Die Erfindung betrifft flexible Beleuchtungseinrichtungen mit mehreren Lumineszenzdioden. Diese zeichnen sich insbesondere dadurch aus, dass eine Mehrzahl von Gruppen, bestehend aus mehreren Lumineszenzdioden, nacheinander ansteuerbar sind. Über die Wahl der Frequenz und der Periodendauer der Ansteuerung der Gruppen mit Lumineszenzdioden können durch die Trägheit der Augen für einen Betrachter die Lumineszenzdioden leuchten. Die Ansteuerung erfolgt dabei über Dekoder, wobei ein Dekoder gleichzeitig vorteilhafterweise als ein Schalter für eine Gruppe dient. Mit einer derartigen Realisierung der erfindungsgemäßen Beleuchtungseinrichtungen ist der elektrische Stromverbrauch in Abhängigkeit der Länge der Beleuchtungseinrichtungen und damit der Anzahl der Gruppen mit den Lumineszenzdioden optimierbar, ohne dass die Lichtstärke zur Beleuchtung für den Betrachter beeinträchtigt wird. Bei großen Längen der Beleuchtungseinrichtungen können natürlich auch mehrere Gruppen von Lumineszenzdioden über Dekoder gleichzeitig angesteuert werden.

Description

  • Die Erfindung betriff flexible Beleuchtungseinrichtungen mit mehreren Lumineszenzdioden.

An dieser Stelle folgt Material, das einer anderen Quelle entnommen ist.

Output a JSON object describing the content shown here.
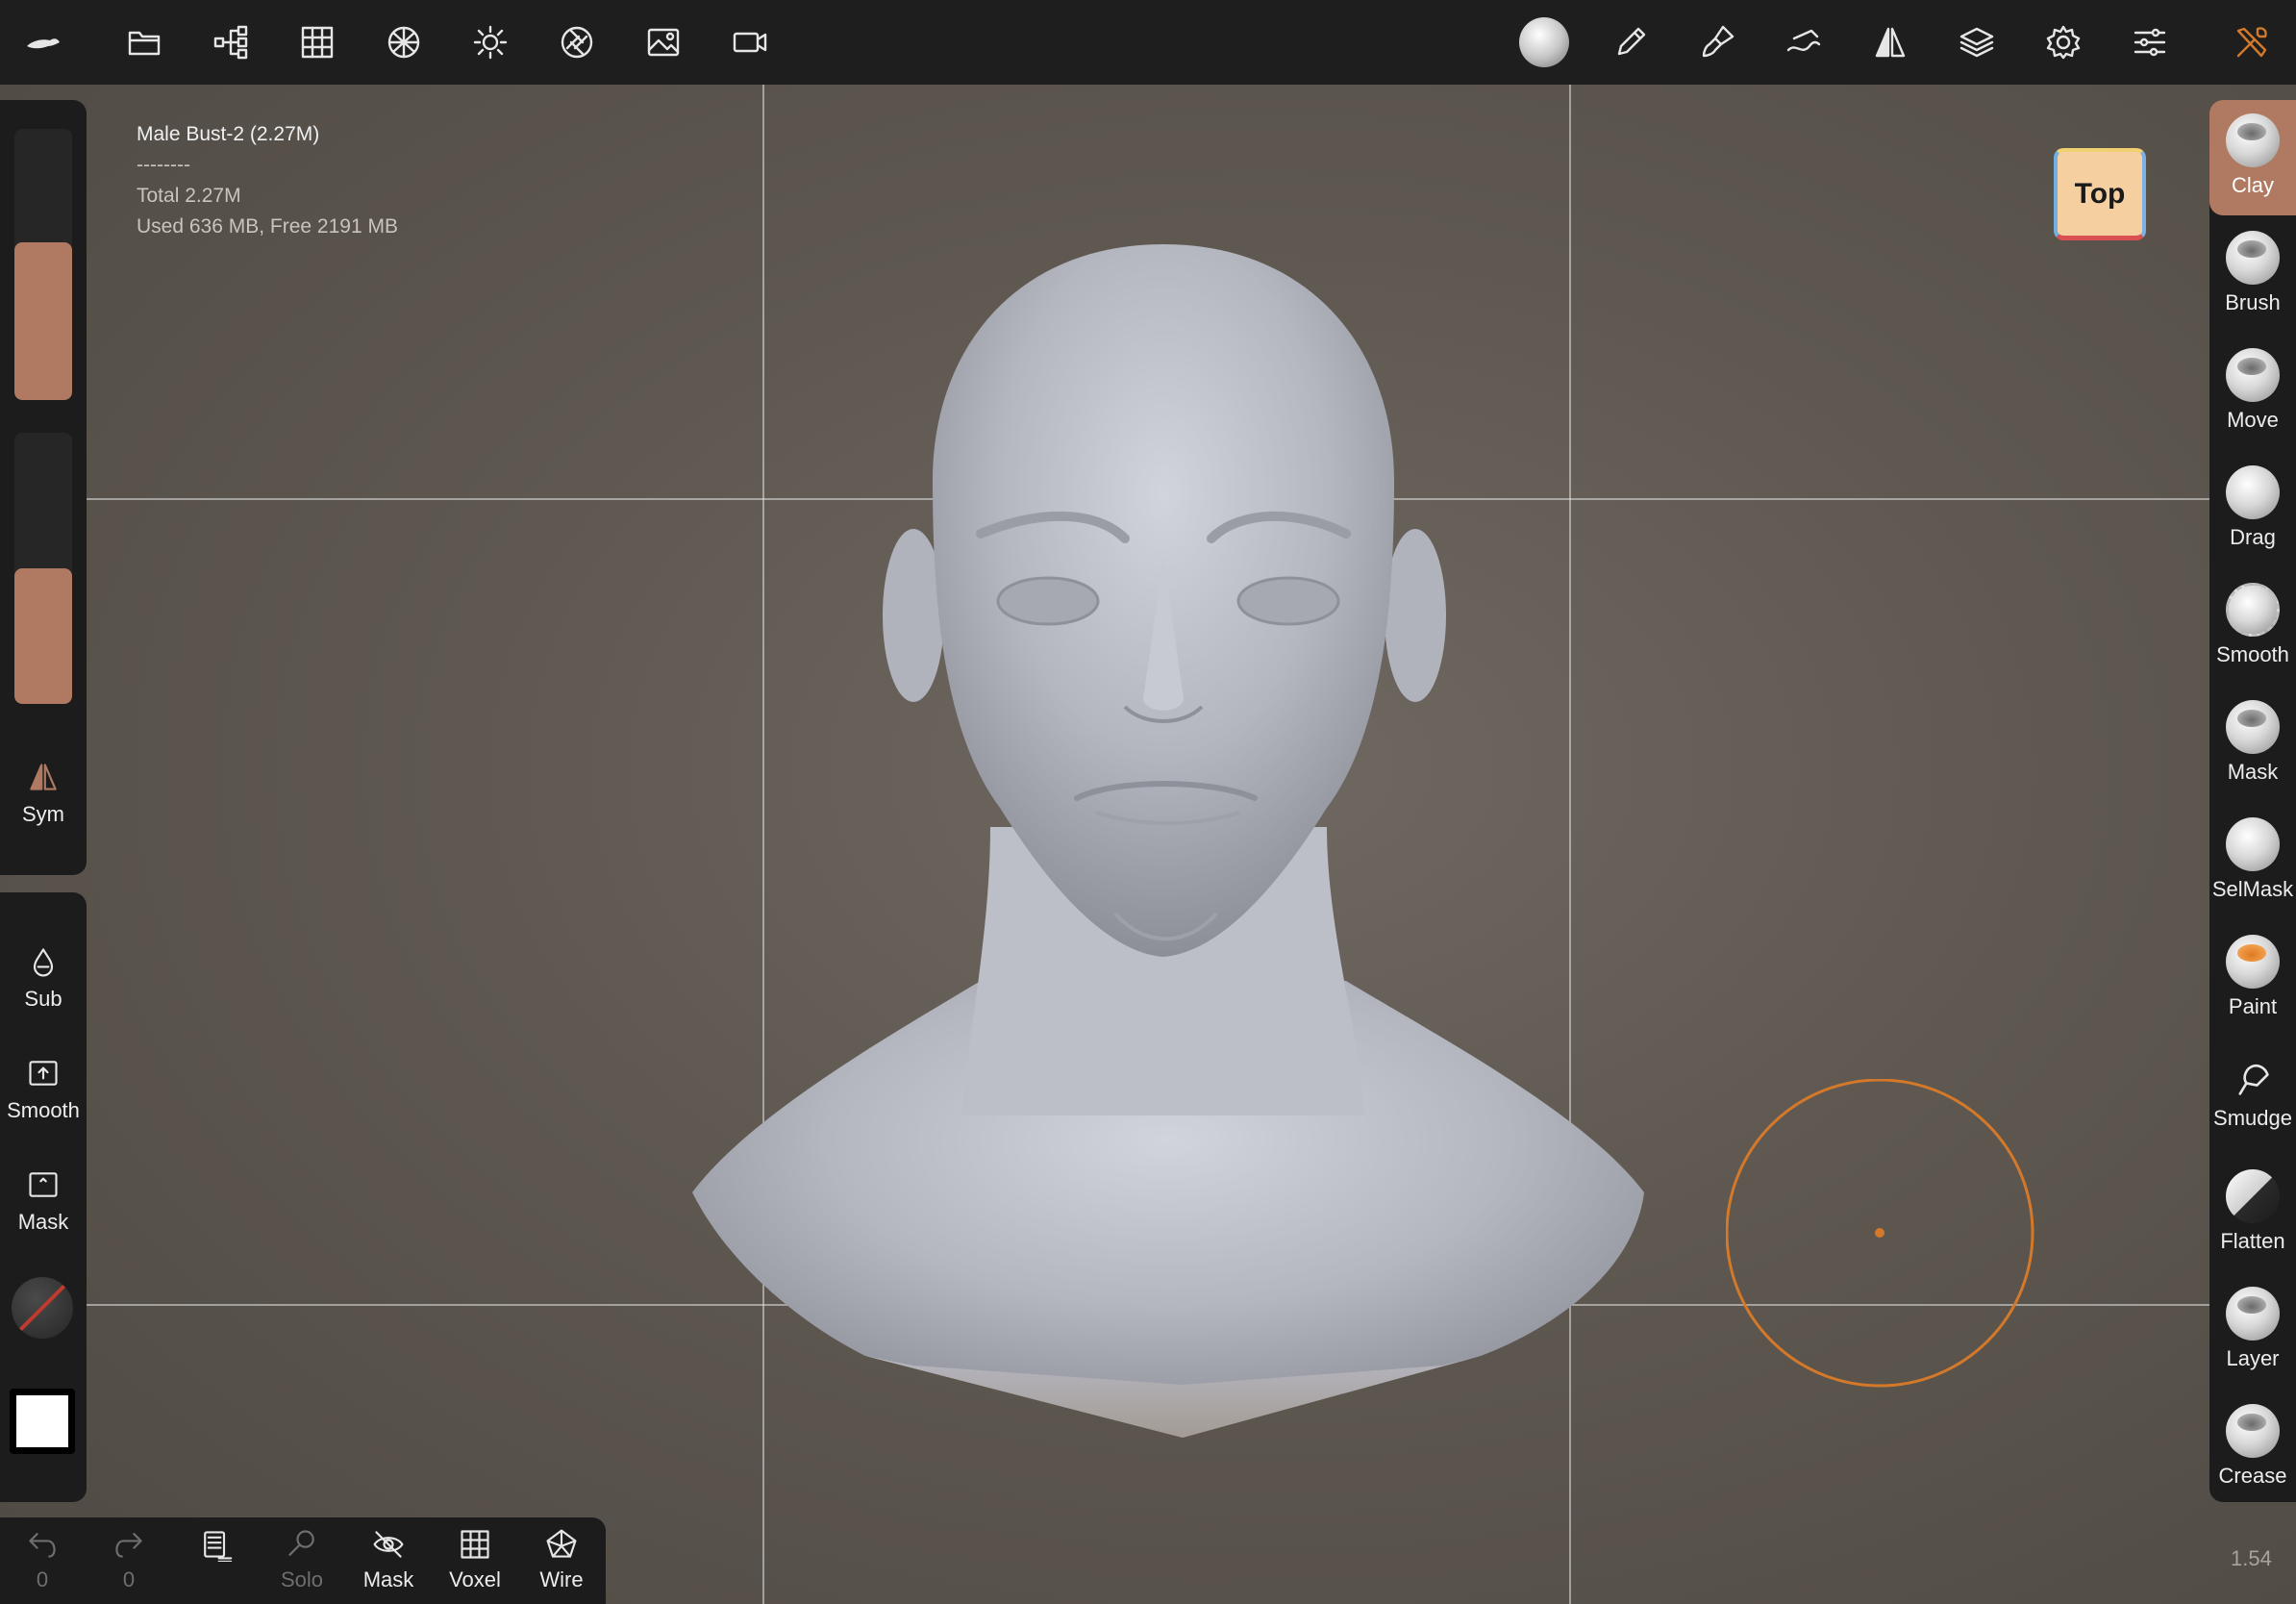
{
  "toolbar": {
    "left_icons": [
      "logo-icon",
      "folder-icon",
      "scene-tree-icon",
      "grid-icon",
      "topology-icon",
      "light-icon",
      "camera-aperture-icon",
      "background-image-icon",
      "video-camera-icon"
    ],
    "right_icons": [
      "material-sphere-icon",
      "pen-icon",
      "paint-brush-icon",
      "stroke-icon",
      "symmetry-icon",
      "layers-icon",
      "settings-icon",
      "sliders-icon",
      "tools-icon"
    ]
  },
  "info": {
    "mesh_name": "Male Bust-2 (2.27M)",
    "separator": "--------",
    "total": "Total 2.27M",
    "memory": "Used 636 MB,  Free 2191 MB"
  },
  "left_panel": {
    "radius_level": 0.58,
    "intensity_level": 0.5,
    "sym_label": "Sym",
    "sub_label": "Sub",
    "smooth_label": "Smooth",
    "mask_label": "Mask"
  },
  "tools": [
    {
      "label": "Clay",
      "active": true
    },
    {
      "label": "Brush",
      "active": false
    },
    {
      "label": "Move",
      "active": false
    },
    {
      "label": "Drag",
      "active": false
    },
    {
      "label": "Smooth",
      "active": false
    },
    {
      "label": "Mask",
      "active": false
    },
    {
      "label": "SelMask",
      "active": false
    },
    {
      "label": "Paint",
      "active": false
    },
    {
      "label": "Smudge",
      "active": false
    },
    {
      "label": "Flatten",
      "active": false
    },
    {
      "label": "Layer",
      "active": false
    },
    {
      "label": "Crease",
      "active": false
    }
  ],
  "bottom_bar": {
    "undo_count": "0",
    "redo_count": "0",
    "solo_label": "Solo",
    "mask_label": "Mask",
    "voxel_label": "Voxel",
    "wire_label": "Wire"
  },
  "view": {
    "cube_label": "Top",
    "zoom": "1.54"
  },
  "colors": {
    "accent": "#b07a62",
    "brush_cursor": "#d4792a",
    "toolbar_bg": "#1e1e1e"
  }
}
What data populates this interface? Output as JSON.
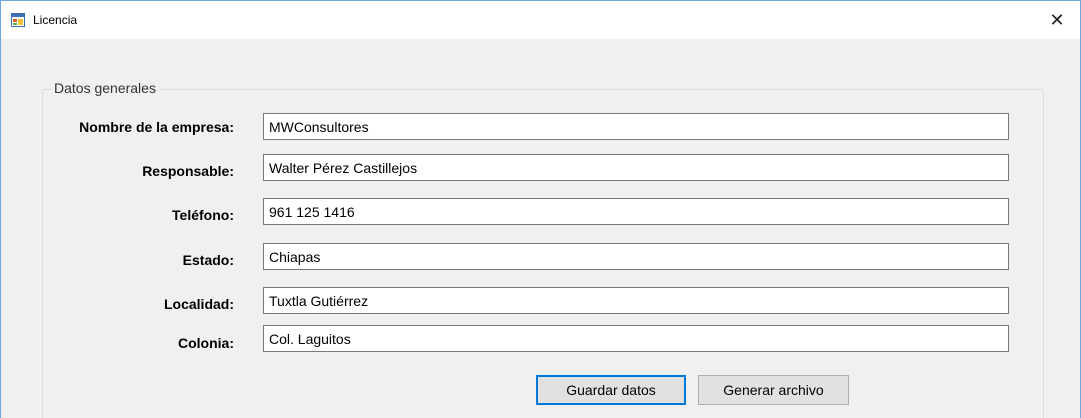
{
  "window": {
    "title": "Licencia",
    "close_glyph": "✕",
    "icon": "app-window-icon"
  },
  "group": {
    "legend": "Datos generales"
  },
  "fields": [
    {
      "label": "Nombre de la empresa:",
      "value": "MWConsultores"
    },
    {
      "label": "Responsable:",
      "value": "Walter Pérez Castillejos"
    },
    {
      "label": "Teléfono:",
      "value": "961 125 1416"
    },
    {
      "label": "Estado:",
      "value": "Chiapas"
    },
    {
      "label": "Localidad:",
      "value": "Tuxtla Gutiérrez"
    },
    {
      "label": "Colonia:",
      "value": "Col. Laguitos"
    }
  ],
  "buttons": {
    "save": "Guardar datos",
    "generate": "Generar archivo"
  }
}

  • In der DE 101 25 852 A1 (Schaltungsanordnung zum Betrieb lichtemittierender Dioden) werden mehrere Leuchtdioden über Schaltungseinheiten betrieben. Die Schaltungseinheit besteht aus einer Stromquelle, die mit nachfolgend in Reihe geschalteten Leuchtdioden verbunden ist. Mehrere derartige Schaltungseinheiten sind in Reihe geschalten. Bei einem Betrieb werden alle den Schaltungseinheiten nachgeschalteten Leuchtdioden betrieben.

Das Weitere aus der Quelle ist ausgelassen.